The president’s withdrawal pushes the Democratic party into largely uncharted waters, with its national convention scheduled to begin on 19 August in Chicago. The nominee will also have a tight window to choose a running mate to take on Trump and Vance. It is not clear how Democrats will choose a new ticket.
The 95% of delegates who pledged to support Biden after his big wins in the Democratic primaries are now able to vote for a different candidate. Roughly 4,000 Democratic delegates will convene next month to choose a new nominee, and Kamala Harris will arrive in Chicago as an early favorite in the race to replace Biden.
After serving as Biden’s vice-president, Harris, 59, has the largest national profile of any Democratic candidate, and delegates may view her as the safest option with just four months to spare before election day. Campaign finance experts also say that Harris would have the most straightforward legal argument to keep the Biden campaign’s fundraising haul, while another nominee might have to forfeit that money. As of the end of May, the Biden campaign had $91.6m in cash on hand.

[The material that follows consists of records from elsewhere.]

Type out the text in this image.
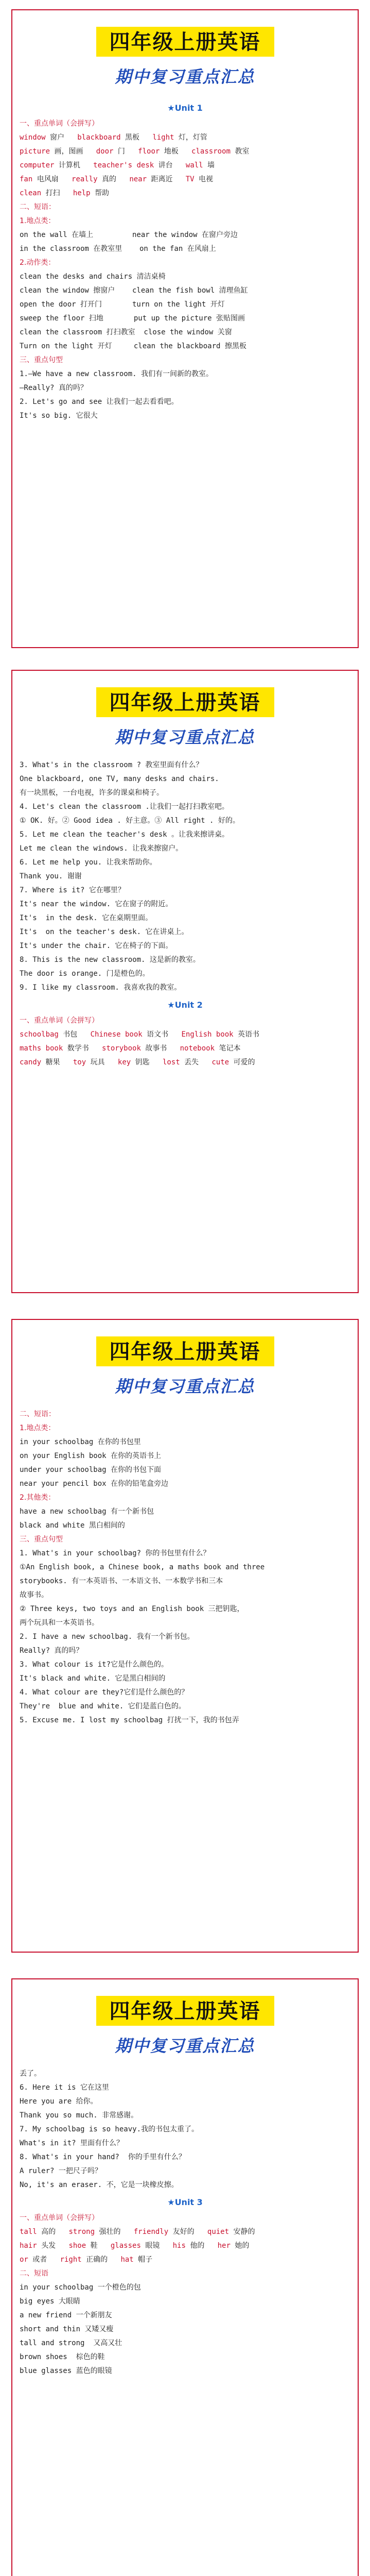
四年级上册英语
期中复习重点汇总
★Unit 1
一、重点单词（会拼写）
window 窗户   blackboard 黑板   light 灯，灯管
picture 画，图画   door 门   floor 地板   classroom 教室
computer 计算机   teacher's desk 讲台   wall 墙
fan 电风扇   really 真的   near 距离近   TV 电视
clean 打扫   help 帮助
二、短语：
1.地点类：
on the wall 在墙上         near the window 在窗户旁边
in the classroom 在教室里    on the fan 在风扇上
2.动作类：
clean the desks and chairs 清洁桌椅
clean the window 擦窗户    clean the fish bowl 清理鱼缸
open the door 打开门       turn on the light 开灯
sweep the floor 扫地       put up the picture 张贴图画
clean the classroom 打扫教室  close the window 关窗
Turn on the light 开灯     clean the blackboard 擦黑板
三、重点句型
1.—We have a new classroom. 我们有一间新的教室。
—Really? 真的吗？
2. Let's go and see 让我们一起去看看吧。
It's so big. 它很大
四年级上册英语
期中复习重点汇总
3. What's in the classroom ? 教室里面有什么？
One blackboard, one TV, many desks and chairs.
有一块黑板，一台电视，许多的课桌和椅子。
4. Let's clean the classroom .让我们一起打扫教室吧。
① OK. 好。② Good idea . 好主意。③ All right . 好的。
5. Let me clean the teacher's desk 。让我来擦讲桌。
Let me clean the windows. 让我来擦窗户。
6. Let me help you. 让我来帮助你。
Thank you. 谢谢
7. Where is it? 它在哪里？
It's near the window. 它在窗子的附近。
It's  in the desk. 它在桌期里面。
It's  on the teacher's desk. 它在讲桌上。
It's under the chair. 它在椅子的下面。
8. This is the new classroom. 这是新的教室。
The door is orange. 门是橙色的。
9. I like my classroom. 我喜欢我的教室。
★Unit 2
一、重点单词（会拼写）
schoolbag 书包   Chinese book 语文书   English book 英语书
maths book 数学书   storybook 故事书   notebook 笔记本
candy 糖果   toy 玩具   key 钥匙   lost 丢失   cute 可爱的
四年级上册英语
期中复习重点汇总
二、短语：
1.地点类：
in your schoolbag 在你的书包里
on your English book 在你的英语书上
under your schoolbag 在你的书包下面
near your pencil box 在你的铅笔盒旁边
2.其他类：
have a new schoolbag 有一个新书包
black and white 黑白相间的
三、重点句型
1. What's in your schoolbag? 你的书包里有什么？
①An English book, a Chinese book, a maths book and three
storybooks. 有一本英语书、一本语文书、一本数学书和三本
故事书。
② Three keys, two toys and an English book 三把钥匙，
两个玩具和一本英语书。
2. I have a new schoolbag. 我有一个新书包。
Really? 真的吗？
3. What colour is it?它是什么颜色的。
It's black and white. 它是黑白相间的
4. What colour are they?它们是什么颜色的？
They're  blue and white. 它们是蓝白色的。
5. Excuse me. I lost my schoolbag 打扰一下，我的书包弄
四年级上册英语
期中复习重点汇总
丢了。
6. Here it is 它在这里
Here you are 给你。
Thank you so much. 非常感谢。
7. My schoolbag is so heavy.我的书包太重了。
What's in it? 里面有什么？
8. What's in your hand?  你的手里有什么？
A ruler? 一把尺子吗？
No, it's an eraser. 不，它是一块橡皮擦。
★Unit 3
一、重点单词（会拼写）
tall 高的   strong 强壮的   friendly 友好的   quiet 安静的
hair 头发   shoe 鞋   glasses 眼镜   his 他的   her 她的
or 或者   right 正确的   hat 帽子
二、短语
in your schoolbag 一个橙色的包
big eyes 大眼睛
a new friend 一个新朋友
short and thin 又矮又瘦
tall and strong  又高又壮
brown shoes  棕色的鞋
blue glasses 蓝色的眼镜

In an interview with BET last week, Biden indicated that he had initially expected to serve one term, as many voters expected, recalling a pledge he made during the 2020 campaign to be a “bridge” to the next generation of Democratic leaders.
“I was going to be a transitional candidate, and I thought I would be able to move on from this and pass it on to somebody else,” the president told BET. “But I didn’t anticipate things getting so, so, so divided.”